STEP 2—Instruction: Ask the class what they think the actor needs to do or know in order to make a good death scene. Write their answers up on the board. Some good answers would be: -Stay in control and not actually try to die on stage -Know what the cause of their death is -Research how the body dies in that way -Determine if the death is supposed to be fast, slow, funny, or sad -Watch many good death scenes and learn from them -Practice, practice, practice -Determine what the character is thinking right before they die and how that is shown on their face. -Decide what is at stake if the character dies. Determine as a class what the top 5 most important of these are and have them on the board.
STEP 3—Modeling: Ask for a student volunteer willing to die in front of the class. Ask for suggestions from the class for how he/she will die. Then, ask/do each of the 5 things the class came up with in Step 2 with the student volunteer. Have the student volunteer apply these 5 things and perform their death.
STEP 4—Transition: Now, everybody gets to practice applying these 5 things to on-stage dying.

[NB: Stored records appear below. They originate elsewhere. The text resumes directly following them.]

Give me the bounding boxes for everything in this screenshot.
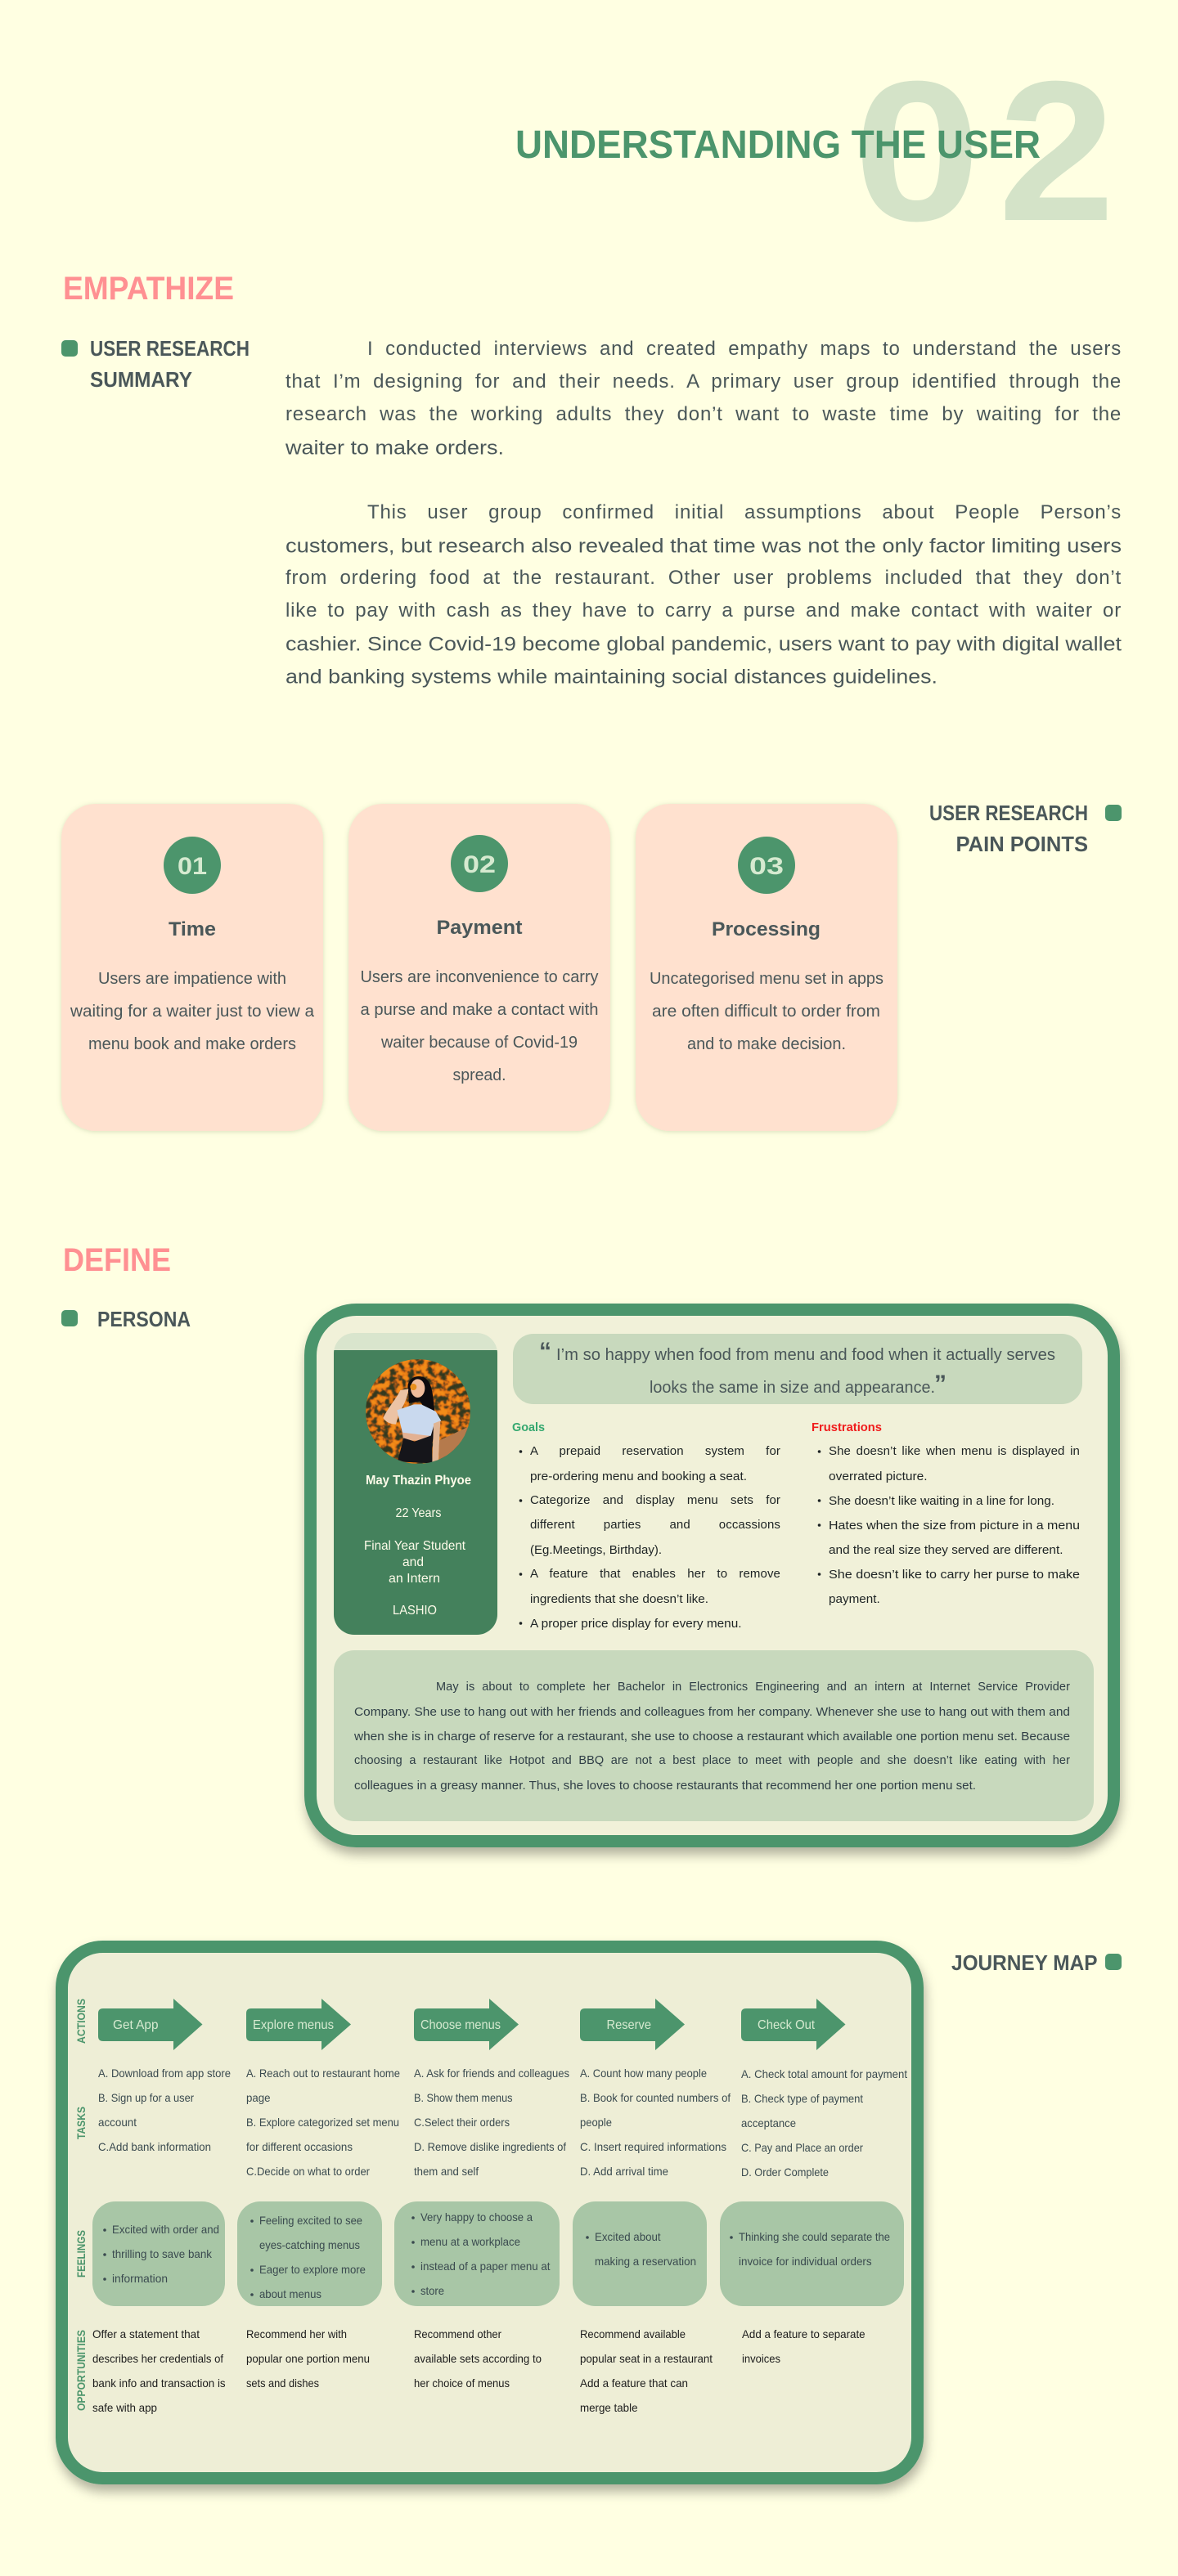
feelings: check out: invoice for individual orders [739,2255,872,2268]
tasks: explore menus: C.Decide on what to order [246,2165,370,2178]
goals list: A prepaid reservation system for [530,1444,780,1458]
frustrations list: She doesn’t like when menu is displayed in [829,1444,1080,1458]
text block: research summary paragraph 2 [286,496,1122,689]
tasks: check out: D. Order Complete [741,2165,829,2179]
tasks: explore menus: for different occasions [246,2140,353,2153]
feelings: get app: thrilling to save bank [112,2247,213,2260]
label: user research pain points [929,801,1122,856]
panel: pain point 03 processing [636,804,897,1131]
tasks: explore menus [246,2067,400,2178]
tasks: get app: account [98,2116,137,2129]
tasks: check out: A. Check total amount for payment [741,2067,907,2080]
feelings: choose menus: store [420,2284,444,2297]
large section number: 0 [853,39,981,263]
opportunities: check out: Add a feature to separate [742,2327,866,2340]
persona biography: colleagues in a greasy manner. Thus, she loves to choose restaurants that recommend her one portion menu set. [354,1779,976,1793]
arrow: choose menus: Choose menus [420,2018,501,2032]
card text: payment [360,968,599,1084]
label: user research summary: USER RESEARCH [90,336,250,361]
card heading: payment: Payment [437,917,523,939]
persona details: an Intern [389,1572,440,1586]
feelings: check out [720,2201,904,2306]
tasks: reserve: B. Book for counted numbers of [580,2091,731,2104]
text block: research summary paragraph 1 [285,333,1122,460]
goals list [512,1420,780,1631]
goals list: ingredients that she doesn’t like. [530,1592,708,1606]
icon: number badge 03: 03 [749,853,784,880]
persona details: Final Year Student [364,1539,466,1553]
tasks: choose menus: C.Select their orders [414,2116,510,2129]
text block: research summary paragraph 1: waiter to make orders. [285,437,504,460]
callout: persona quote [513,1334,1082,1404]
icon: number badge 03 [738,837,795,894]
feelings: choose menus: Very happy to choose a [420,2210,533,2224]
tasks: get app: C.Add bank information [98,2140,211,2153]
label: user research summary [61,336,250,392]
feelings: explore menus: eyes-catching menus [259,2238,360,2251]
card text: processing: Uncategorised menu set in apps [650,970,884,988]
arrow: get app [98,1999,203,2050]
tasks: explore menus: B. Explore categorized set menu [246,2116,399,2129]
arrow: get app: Get App [113,2018,159,2032]
persona details: 22 Years [396,1506,442,1520]
card text: payment: waiter because of Covid-19 [380,1034,578,1052]
label: journey map: JOURNEY MAP [951,1950,1098,1975]
card text: payment: a purse and make a contact with [360,1001,599,1019]
feelings: choose menus [394,2201,560,2306]
tasks: check out: B. Check type of payment [741,2092,863,2105]
heading: empathize: EMPATHIZE [63,271,234,307]
goals list: (Eg.Meetings, Birthday). [530,1543,662,1557]
panel: journey map [62,1946,918,2478]
arrow: choose menus [414,1999,519,2050]
persona details: and [402,1555,424,1569]
tasks: choose menus: them and self [414,2165,479,2178]
feelings: get app [92,2201,225,2306]
text block: research summary paragraph 1: I conducted interviews and created empathy maps to understand the users [367,338,1122,360]
persona details: May Thazin Phyoe [366,1474,471,1488]
tasks: get app [98,2067,231,2153]
persona photo [366,1359,472,1464]
text block: research summary paragraph 2: like to pay with cash as they have to carry a purse and make contact with waiter or [286,599,1122,622]
tasks: reserve: A. Count how many people [580,2067,707,2080]
tasks: explore menus: A. Reach out to restaurant home [246,2067,400,2080]
frustrations list: payment. [829,1592,880,1606]
callout: persona quote: looks the same in size and appearance. [650,1379,935,1397]
icon: number badge 02: 02 [463,851,496,878]
feelings: explore menus: Feeling excited to see [259,2214,362,2227]
opportunities: explore menus: Recommend her with [246,2327,347,2340]
tasks: check out: C. Pay and Place an order [741,2141,863,2154]
opportunities: reserve: popular seat in a restaurant [580,2352,713,2365]
goals heading: Goals [512,1420,545,1434]
row label: feelings: FEELINGS [74,2230,88,2278]
feelings: reserve [573,2201,707,2306]
text block: research summary paragraph 2: from ordering food at the restaurant. Other user problems included that they don’t [286,567,1122,589]
opportunities: choose menus: Recommend other [414,2327,501,2340]
arrow: explore menus [246,1999,351,2050]
large section number [853,39,1115,263]
feelings: check out: Thinking she could separate the [739,2230,890,2243]
text block: research summary paragraph 2: and banking systems while maintaining social distances guidelines. [286,666,937,689]
persona biography: May is about to complete her Bachelor in Electronics Engineering and an intern at Internet Service Provider [436,1681,1070,1694]
frustrations list: and the real size they served are different. [829,1543,1063,1557]
card text: time: menu book and make orders [88,1035,296,1053]
card text: payment: spread. [453,1066,506,1084]
persona biography: Company. She use to hang out with her friends and colleagues from her company. Whenever she use to hang out with them and [354,1706,1070,1719]
tasks: choose menus [414,2067,569,2178]
label: user research pain points: USER RESEARCH [929,801,1088,825]
label: persona [61,1307,191,1331]
arrow: check out [741,1999,846,2050]
feelings: explore menus: about menus [259,2287,321,2300]
heading: define: DEFINE [63,1242,171,1278]
feelings: explore menus [237,2201,382,2306]
opportunities: explore menus [246,2327,370,2390]
tasks: get app: A. Download from app store [98,2067,231,2080]
persona biography: choosing a restaurant like Hotpot and BBQ are not a best place to meet with people and she doesn’t like eating with her [354,1754,1070,1767]
row label: tasks: TASKS [74,2107,88,2139]
opportunities: get app: describes her credentials of [92,2352,223,2365]
frustrations heading: Frustrations [812,1420,882,1434]
opportunities: explore menus: popular one portion menu [246,2352,370,2365]
card heading: time: Time [169,918,216,940]
opportunities: check out: invoices [742,2352,780,2365]
tasks: choose menus: D. Remove dislike ingredients of [414,2140,566,2153]
feelings: choose menus: instead of a paper menu at [420,2260,551,2273]
tasks: reserve: D. Add arrival time [580,2165,668,2178]
arrow: reserve: Reserve [607,2018,651,2032]
opportunities: check out [742,2327,866,2365]
goals list: different parties and occassions [530,1518,780,1532]
opportunities: reserve [580,2327,713,2414]
arrow: explore menus: Explore menus [253,2018,334,2032]
opportunities: choose menus [414,2327,542,2390]
text block: research summary paragraph 1: that I’m designing for and their needs. A primary user group identified through the [286,370,1122,393]
tasks: reserve: people [580,2116,612,2129]
icon: number badge 02 [451,835,508,892]
opportunities: get app: Offer a statement that [92,2327,200,2340]
tasks: get app: B. Sign up for a user [98,2091,194,2104]
label: user research pain points: PAIN POINTS [955,832,1088,856]
text block: research summary paragraph 1: research was the working adults they don’t want to waste time by waiting for the [286,403,1122,425]
frustrations list [812,1420,1080,1606]
feelings: reserve: Excited about [595,2230,661,2243]
goals list: pre-ordering menu and booking a seat. [530,1470,747,1483]
persona profile card [334,1333,497,1635]
opportunities: choose menus: available sets according to [414,2352,542,2365]
feelings: explore menus: Eager to explore more [259,2263,366,2276]
text block: research summary paragraph 2: This user group confirmed initial assumptions about People Person’s [367,501,1122,523]
opportunities: get app [92,2327,226,2414]
label: persona: PERSONA [97,1307,191,1331]
icon: number badge 01 [164,837,221,894]
goals list: Categorize and display menu sets for [530,1493,780,1507]
opportunities: explore menus: sets and dishes [246,2376,319,2390]
frustrations list: She doesn’t like to carry her purse to make [829,1568,1080,1582]
tasks: check out: acceptance [741,2116,796,2129]
card text: time: waiting for a waiter just to view a [70,1003,315,1021]
goals list: A feature that enables her to remove [530,1567,780,1581]
row label: actions: ACTIONS [74,1999,88,2044]
opportunities: get app: bank info and transaction is [92,2376,226,2390]
card text: time: Users are impatience with [98,970,286,988]
arrow: reserve [580,1999,685,2050]
persona details [364,1474,471,1618]
opportunities: reserve: Add a feature that can [580,2376,688,2390]
opportunities: reserve: Recommend available [580,2327,686,2340]
large section number: 2 [998,39,1115,263]
arrow: check out: Check Out [758,2018,816,2032]
tasks: reserve [580,2067,731,2178]
callout: persona quote: “ [539,1338,551,1365]
card text: processing [650,970,884,1053]
tasks: reserve: C. Insert required informations [580,2140,726,2153]
goals list: A proper price display for every menu. [530,1617,741,1631]
opportunities: get app: safe with app [92,2401,157,2414]
card text: payment: Users are inconvenience to carry [360,968,599,986]
frustrations list: Hates when the size from picture in a menu [829,1519,1080,1533]
feelings: reserve: making a reservation [595,2255,696,2268]
opportunities: reserve: merge table [580,2401,638,2414]
label: user research summary: SUMMARY [90,367,192,392]
tasks: explore menus: page [246,2091,271,2104]
text block: research summary paragraph 2: customers, but research also revealed that time was not the only factor limiting users [286,535,1122,558]
callout: persona quote: I’m so happy when food from menu and food when it actually serves [556,1346,1055,1364]
frustrations list: overrated picture. [829,1470,928,1483]
persona biography: when she is in charge of reserve for a restaurant, she use to choose a restaurant which available one portion menu set. Because [353,1730,1070,1744]
panel: persona [311,1310,1114,1842]
card text: time [70,970,315,1053]
persona biography [334,1650,1094,1821]
title: UNDERSTANDING THE USER [515,123,1041,167]
opportunities: choose menus: her choice of menus [414,2376,510,2390]
feelings: get app: Excited with order and [112,2223,219,2236]
text block: research summary paragraph 2: cashier. Since Covid-19 become global pandemic, users want to pay with digital wallet [286,633,1122,656]
tasks: choose menus: A. Ask for friends and colleagues [414,2067,569,2080]
card text: processing: are often difficult to order from [652,1003,880,1021]
persona details: LASHIO [393,1604,437,1618]
tasks: choose menus: B. Show them menus [414,2091,512,2104]
tasks: check out [741,2067,907,2179]
feelings: choose menus: menu at a workplace [420,2235,520,2248]
row label: opportunities: OPPORTUNITIES [74,2330,88,2411]
icon: number badge 01: 01 [178,853,207,880]
card text: processing: and to make decision. [687,1035,846,1053]
card heading: processing: Processing [712,918,821,940]
panel: pain point 01 time [61,804,323,1131]
callout: persona quote: ” [934,1371,946,1398]
frustrations list: She doesn’t like waiting in a line for long. [829,1494,1054,1508]
feelings: get app: information [112,2272,168,2285]
panel: pain point 02 payment [348,804,610,1131]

STEP 5—Guided Practice: Lead the students in a game of death tag. Choose one student to be “it.” Tell the students that if they are tagged, they must immediately die a death that applies all 5 things determined in Step 2. Everyone else will freeze as soon as someone has been tagged and is dying. After the death, the students will quickly vote on whether the death was realistic or not (and if it applied the 5 things), and if the class determined that the death was not realistic and specific, that person is out and the game continues with the teacher calling someone else to be “it.”
STEP 6—Transition: Now that we’ve learned the basics to dying realistically on stage, we need to apply it to our final assessment scenes. Have the students divide up into their final assessment groups.
STEP 7—Guided Practice: Give the students the rest of the class period to apply what they have learned to the deaths in their final assessment scenes. If they have crying and not death in their scene, they can continue practicing crying from the previous lesson. Walk around the room and help where needed to make the dying and crying in their scenes as realistic as possible.
CLOSURE/ASSESSMENT:
Give the students time at the end of class, if possible, to ask any remaining questions they have about dying or the final assessment in general. The assessments for this lesson are informal and are in the form of checks for understanding throughout the activities. A good check will be watching how they are applying the dying techniques to their scenes at the end of class.